The second step is to
acknowledge that dissidents and exiles have their own agenda -- regime change -- and that before being accepted as truth any "evidence" they might supply concerning Iran's nuclear program must be tested and confirmed by other sources. And those other sources should not be, as they often were in the case of Iraq, simply other exiles, or the same information being recycled among intelligence agencies.
(emphasis added). Now this presents better evidence that Kay is also delivering an indictment of the Iraq policy.

The third step is acknowledge the limitations of IAEA (Internation Atomic Energy Agency from the U.N.) inspections, but at the same time appreciate what the IAEA has uncovered and use that information to design inspections that can uncover any other weapons-related activities. Gee--what a concept. You mean weapons inspections can actually produce results so that war is not necessary?

The fourth step gets back to the indictment of the Iraq policy:
Fourth, understand that overheated rhetoric from policymakers and senior administration officials, unsupported by evidence that can stand international scrutiny, undermines the ability of the United State to halt Iran's nuclear activities. Having gone to the Security Council on the basis of flawed evidence to "prove" Iraq's WMD activities, it only invites derision to cite unsubstantiated exile reports to "prove" that Iran is developing nuclear weapons.
Regardless of Kay's intention, this describes just what Bush did in regard to Iraq.
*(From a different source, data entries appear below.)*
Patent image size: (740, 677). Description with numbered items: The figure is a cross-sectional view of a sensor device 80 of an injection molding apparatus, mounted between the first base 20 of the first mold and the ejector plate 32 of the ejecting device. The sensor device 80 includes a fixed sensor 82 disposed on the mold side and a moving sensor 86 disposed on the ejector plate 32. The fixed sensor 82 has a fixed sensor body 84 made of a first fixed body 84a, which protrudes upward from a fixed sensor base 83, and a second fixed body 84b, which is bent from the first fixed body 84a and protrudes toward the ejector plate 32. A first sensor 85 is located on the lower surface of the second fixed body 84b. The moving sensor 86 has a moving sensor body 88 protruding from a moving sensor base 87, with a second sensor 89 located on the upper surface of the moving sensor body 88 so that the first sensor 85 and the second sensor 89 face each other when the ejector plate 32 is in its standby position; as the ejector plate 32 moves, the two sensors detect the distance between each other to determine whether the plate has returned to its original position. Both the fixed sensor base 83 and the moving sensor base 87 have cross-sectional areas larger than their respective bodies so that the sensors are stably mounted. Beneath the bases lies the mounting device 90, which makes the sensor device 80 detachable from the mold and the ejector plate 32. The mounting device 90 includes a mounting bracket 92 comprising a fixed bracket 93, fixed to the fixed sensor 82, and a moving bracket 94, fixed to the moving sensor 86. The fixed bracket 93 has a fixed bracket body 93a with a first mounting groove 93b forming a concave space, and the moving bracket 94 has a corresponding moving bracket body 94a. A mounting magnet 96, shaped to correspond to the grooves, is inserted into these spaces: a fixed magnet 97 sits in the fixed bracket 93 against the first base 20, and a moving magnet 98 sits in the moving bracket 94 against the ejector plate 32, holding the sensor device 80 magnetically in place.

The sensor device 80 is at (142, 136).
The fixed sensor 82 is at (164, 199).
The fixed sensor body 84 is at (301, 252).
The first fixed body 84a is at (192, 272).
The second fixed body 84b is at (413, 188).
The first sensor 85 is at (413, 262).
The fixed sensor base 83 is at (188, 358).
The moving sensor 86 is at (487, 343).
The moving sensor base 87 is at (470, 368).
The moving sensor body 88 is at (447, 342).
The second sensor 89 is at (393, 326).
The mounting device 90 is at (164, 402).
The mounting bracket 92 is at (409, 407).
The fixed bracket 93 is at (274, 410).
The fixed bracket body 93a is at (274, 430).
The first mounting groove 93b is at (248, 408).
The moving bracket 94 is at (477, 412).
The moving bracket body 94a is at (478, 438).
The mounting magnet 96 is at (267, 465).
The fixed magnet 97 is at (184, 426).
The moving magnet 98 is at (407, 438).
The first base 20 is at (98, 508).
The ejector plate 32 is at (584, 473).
And the description of the fifth step does the same thing:
Fifth, a National Intelligence Estimate as to Iran's nuclear activities should not be a rushed and cooked document used to justify the threat of military action. Now is the time for serious analysis that genuinely tries to pull together all the evidence and analytical skills of the vast U.S. intelligence community to reach the best possible judgment on the status of that program and the gaps in our knowledge. That assessment should not be led by a team that is trying to prove a case for its boss. Now is the time to reach outside the secret brotherhood and pull in respected outsiders to lead the assessment.
(emphasis added). Be careful, Dr. Kay. Bush, Rumskull, Wolfowitz, and Condi are going to tell everyone that you are a back-stabbing freedon-hater like Paul O'Neill and Richard Clarke.